Я дернул веками. Они не тяжелели. «Вы сейчас раскованы, дыхание ваше ровное, сердце ваше бьется ровно и спокойно. Вам становится легко и приятно. Вы не чувствуете своего тела и оно может взлететь, если захочет». Я слегка приподнял руку, но она никуда не хотела улетать. Через мгновение кто-то крепко взял меня за плечо. «Открой глаза», — послышался шепот гипнотизера. Открываю глаза. А он неотрывно смотрит на меня каким-то жутким, страшным взором, словно прожигая насквозь. Стало даже страшновато как-то.
«Иди в зал», — не меняя тона, тихо приказал врач-психиатр. Я, словно робот, встал и пошел. Краем глаза заметил, что точно так же он поднял Серегу и отправил вслед за мной.
Тут, правда, я потерял полностью ориентацию — не знал, где нахожусь, и как спуститься со сцены. Перед собой я только видел пустоту и немигающие глаза гипнотизера, этот тяжелый взгляд, который я, наверное, не забуду до конца жизни.
Пришел я в себя от громкого смеха в зале — я стоял внизу, в оркестровой яме, не понимая, как туда попал и как теперь оттуда выбраться. Тогда за мной спустился Серега, подал руку, я рысцой просеменил за ним к своему месту и уже оттуда смотрел на сцену.
На сцене мирно спали 8 человек: три парня, три девушки и одна пожилая пара (тогда они мне показались пожилыми, но сейчас, думаю, им не было и сорока лет).
Психиатр посмотрел в зал и сказал примерно следующее: «На этих двоих молодых людей гипноз не подействовал. Бывает и такое. Причин этому может быть много. Если это сильная предрасположенность к алкоголизму, то человека уже очень трудно вылечить. Встречаются люди с сильной волей, но такие мне попадаются редко. Очень трудно загипнотизировать людей с хорошим чувством юмора, впрочем, таких тоже не так уж много… Так что, ребята, вы, двое — я к вам обращаюсь, — следите за собой, за своим поведением в обществе, старайтесь не злоупотреблять с выпивкой, а больше юморить».
Польщенные таким обращением, мы с Серегой сидели пунцовые от гордости.
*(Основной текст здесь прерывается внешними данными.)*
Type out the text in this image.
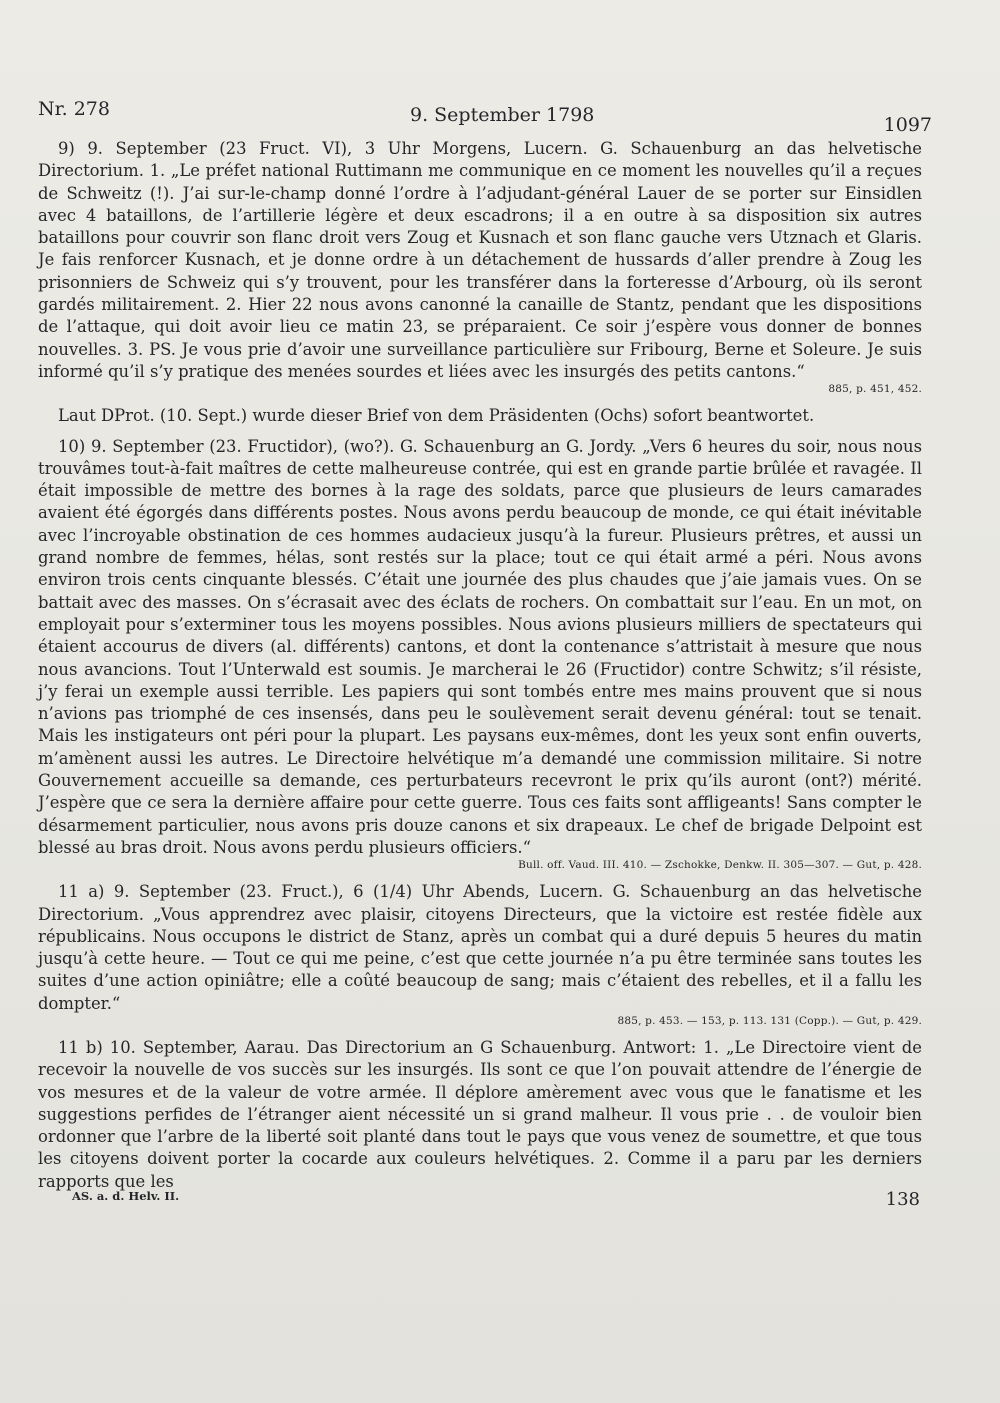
Nr. 278	9. September 1798	1097

9) 9. September (23 Fruct. VI), 3 Uhr Morgens, Lucern. G. Schauenburg an das helvetische Directorium. 1. „Le préfet national Ruttimann me communique en ce moment les nouvelles qu’il a reçues de Schweitz (!). J’ai sur-le-champ donné l’ordre à l’adjudant-général Lauer de se porter sur Einsidlen avec 4 bataillons, de l’artillerie légère et deux escadrons; il a en outre à sa disposition six autres bataillons pour couvrir son flanc droit vers Zoug et Kusnach et son flanc gauche vers Utznach et Glaris. Je fais renforcer Kusnach, et je donne ordre à un détachement de hussards d’aller prendre à Zoug les prisonniers de Schweiz qui s’y trouvent, pour les transférer dans la forteresse d’Arbourg, où ils seront gardés militairement. 2. Hier 22 nous avons canonné la canaille de Stantz, pendant que les dispositions de l’attaque, qui doit avoir lieu ce matin 23, se préparaient. Ce soir j’espère vous donner de bonnes nouvelles. 3. PS. Je vous prie d’avoir une surveillance particulière sur Fribourg, Berne et Soleure. Je suis informé qu’il s’y pratique des menées sourdes et liées avec les insurgés des petits cantons.“
885, p. 451, 452.

Laut DProt. (10. Sept.) wurde dieser Brief von dem Präsidenten (Ochs) sofort beantwortet.

10) 9. September (23. Fructidor), (wo?). G. Schauenburg an G. Jordy. „Vers 6 heures du soir, nous nous trouvâmes tout-à-fait maîtres de cette malheureuse contrée, qui est en grande partie brûlée et ravagée. Il était impossible de mettre des bornes à la rage des soldats, parce que plusieurs de leurs camarades avaient été égorgés dans différents postes. Nous avons perdu beaucoup de monde, ce qui était inévitable avec l’incroyable obstination de ces hommes audacieux jusqu’à la fureur. Plusieurs prêtres, et aussi un grand nombre de femmes, hélas, sont restés sur la place; tout ce qui était armé a péri. Nous avons environ trois cents cinquante blessés. C’était une journée des plus chaudes que j’aie jamais vues. On se battait avec des masses. On s’écrasait avec des éclats de rochers. On combattait sur l’eau. En un mot, on employait pour s’exterminer tous les moyens possibles. Nous avions plusieurs milliers de spectateurs qui étaient accourus de divers (al. différents) cantons, et dont la contenance s’attristait à mesure que nous nous avancions. Tout l’Unterwald est soumis. Je marcherai le 26 (Fructidor) contre Schwitz; s’il résiste, j’y ferai un exemple aussi terrible. Les papiers qui sont tombés entre mes mains prouvent que si nous n’avions pas triomphé de ces insensés, dans peu le soulèvement serait devenu général: tout se tenait. Mais les instigateurs ont péri pour la plupart. Les paysans eux-mêmes, dont les yeux sont enfin ouverts, m’amènent aussi les autres. Le Directoire helvétique m’a demandé une commission militaire. Si notre Gouvernement accueille sa demande, ces perturbateurs recevront le prix qu’ils auront (ont?) mérité. J’espère que ce sera la dernière affaire pour cette guerre. Tous ces faits sont affligeants! Sans compter le désarmement particulier, nous avons pris douze canons et six drapeaux. Le chef de brigade Delpoint est blessé au bras droit. Nous avons perdu plusieurs officiers.“
Bull. off. Vaud. III. 410. — Zschokke, Denkw. II. 305—307. — Gut, p. 428.

11 a) 9. September (23. Fruct.), 6 (1/4) Uhr Abends, Lucern. G. Schauenburg an das helvetische Directorium. „Vous apprendrez avec plaisir, citoyens Directeurs, que la victoire est restée fidèle aux républicains. Nous occupons le district de Stanz, après un combat qui a duré depuis 5 heures du matin jusqu’à cette heure. — Tout ce qui me peine, c’est que cette journée n’a pu être terminée sans toutes les suites d’une action opiniâtre; elle a coûté beaucoup de sang; mais c’étaient des rebelles, et il a fallu les dompter.“
885, p. 453. — 153, p. 113. 131 (Copp.). — Gut, p. 429.

11 b) 10. September, Aarau. Das Directorium an G Schauenburg. Antwort: 1. „Le Directoire vient de recevoir la nouvelle de vos succès sur les insurgés. Ils sont ce que l’on pouvait attendre de l’énergie de vos mesures et de la valeur de votre armée. Il déplore amèrement avec vous que le fanatisme et les suggestions perfides de l’étranger aient nécessité un si grand malheur. Il vous prie . . de vouloir bien ordonner que l’arbre de la liberté soit planté dans tout le pays que vous venez de soumettre, et que tous les citoyens doivent porter la cocarde aux couleurs helvétiques. 2. Comme il a paru par les derniers rapports que les

AS. a. d. Helv. II.	138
Настоящий гипнотизер, ну то есть врач-психиатр, не смог заставить нас заснуть! Да еще и обратился к нам со сцены с напутствием!
А на сцене все только начиналось. Со словами «ну, хватит спать, друзья», этот советский волшебник подошел к девушке (кстати, это была наша с Серегой одноклассница) и сказал: «Аллочка, просыпайся!» Мы с Серегой удивились, ибо девушку звали не Аллочка, а Лариса. Но гипнотизер настаивал: «Ты — Алла Пугачева» и зал просит спеть тебя «Арлекино». Но новоявленная Аллочка капризничала и голосом Пугачевой сказала: «Отстаньте от меня, я сегодня явно не в голосе». «Но мы просим, — продолжал настаивать врач-психиатр, — весь зал просит!». Зал зааплодировал и «Аллочка» сдалась. Откинув назад по-пугачевски копну густых волос, она запела знакомым всем голосом:
«По острым иглам яркого огня
Бегу, бегу, дорогам нет конца,
Огромный мир замкнулся для меня
В арены круг и маску без лица!»
И уже под хлопки всего зала —
«Ах, Арлекино, Арлекино!
Нужно быть смешным для всех!
Арлекино, Арлекино,
Есть одна награда — смех.
Ха-ха-ха, ха-ха-ха»…
Потом пришел черед остальных подопытных. Они тоже и пели, и плясали, и изображали — кто Боярского, кто — Зыкину. Зал выл и рыдал от восторга, на славу удался вечер!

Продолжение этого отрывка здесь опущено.